Two notable classic car events were held within striking distance of Joburg’s CBD at the weekend. The first one that Motor News’s scribe attended was in the friendly Free State, where the Maluti Motor Show celebrated its 10-year anniversary in Bethlehem.

The great thing about this show for Gauteng enthusiasts is the different approach to petrol hedonism, with drive-bys  around the showgrounds including vehicles such as Vaal Japie tractors from the late 1940s and huge US cars that have been gathering dust in barns for decades.

The Maluti Motor Show was held on Saturday, November 10, providing more than enough time for an early-morning blast back to the Nasrec Expo Centre southwest of Johannesburg for the summer rendition of the twice-yearly Classic Car Show starting at 8am on Sunday.

Here the accent was generally on the spectacular, rather than the rustic, and there were some strange sights and sounds. We particularly enjoyed two renditions of the current pick-up craze parked side-by-side, both based on 1940s Chevys. The one was a giant Big Foot–type thingie, with a ride height about as high as the roof line of the slammed-to-the-pavement low-riding Chevy parked alongside.
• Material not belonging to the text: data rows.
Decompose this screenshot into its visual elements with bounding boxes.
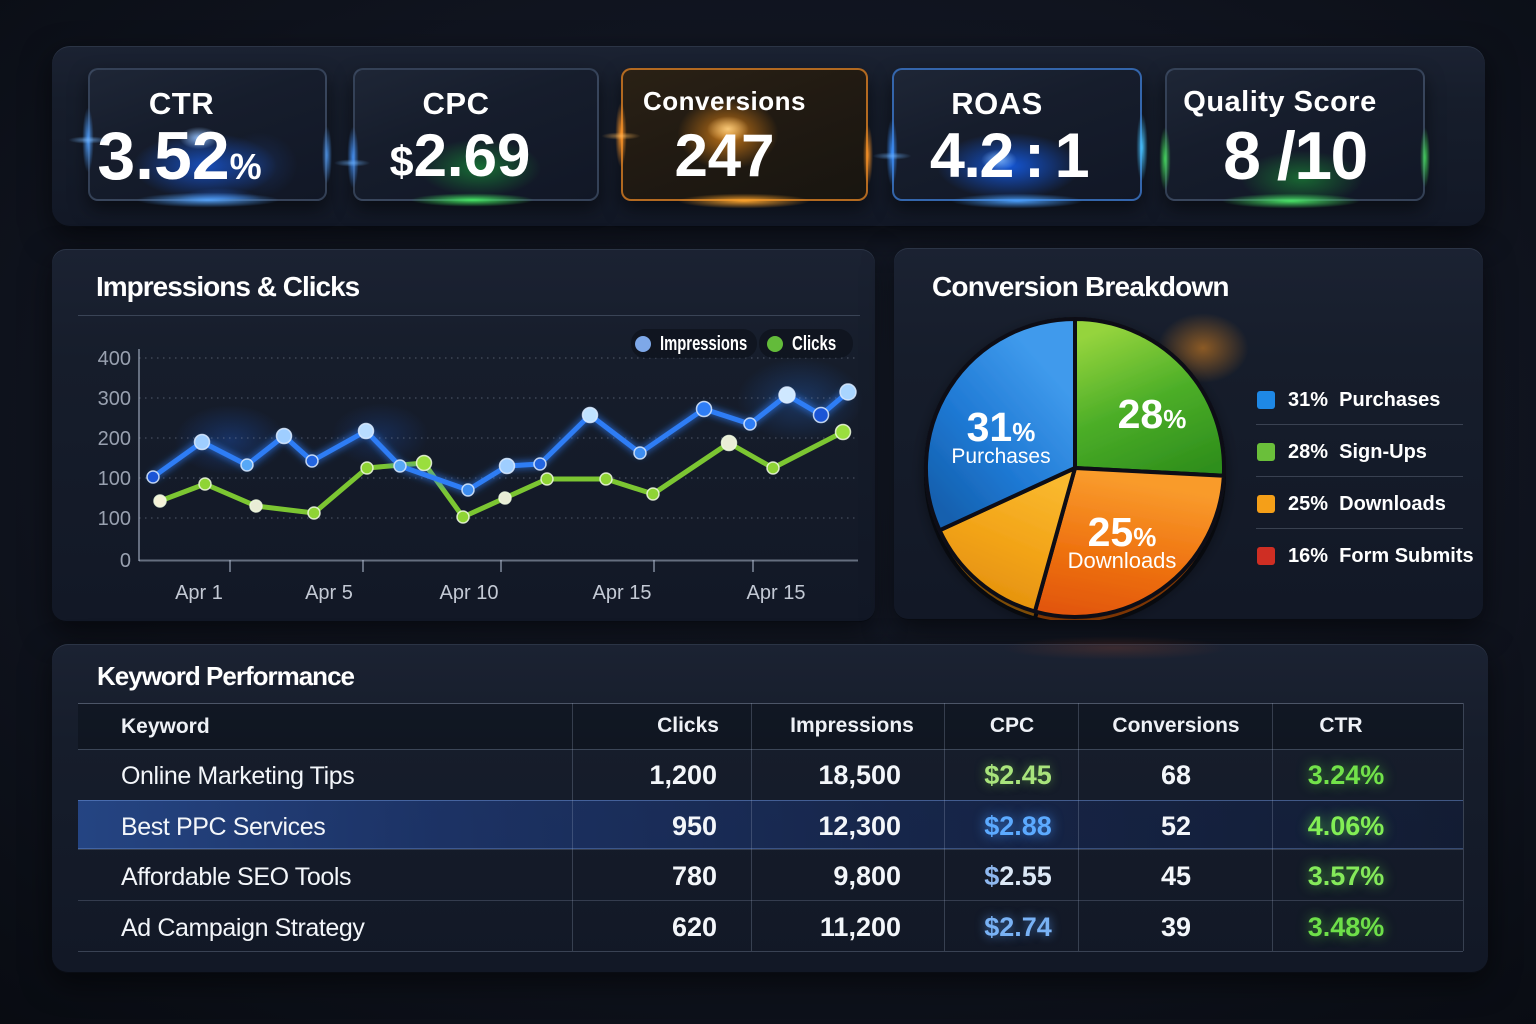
svg-text:Apr 15: Apr 15 bbox=[747, 582, 806, 604]
svg-text:300: 300 bbox=[98, 388, 131, 410]
svg-text:Apr 5: Apr 5 bbox=[305, 582, 353, 604]
svg-text:0: 0 bbox=[120, 550, 131, 572]
svg-text:400: 400 bbox=[98, 348, 131, 370]
svg-text:200: 200 bbox=[98, 428, 131, 450]
svg-text:Apr 10: Apr 10 bbox=[440, 582, 499, 604]
svg-text:Apr 15: Apr 15 bbox=[593, 582, 652, 604]
svg-text:Apr 1: Apr 1 bbox=[175, 582, 223, 604]
svg-text:100: 100 bbox=[98, 508, 131, 530]
svg-text:100: 100 bbox=[98, 468, 131, 490]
Young Time classics are a new trend coming into their own, and these include cars from the mid-1970s, the 1980s, the 1990s and even the early 2000s. We saw some fine preservations of these cars, such as an Alpina B5 version of a 1985 BMW 535i, owned by the OFS Motul representative JC Bouwer at the Maluti Show, and a pristine BMW M Coupe, one of the last super-potent BMWs to come without any form of traction control.

The People’s Choice award in Bethlehem went to a typically modest stock-standard 1971 Valiant Regal.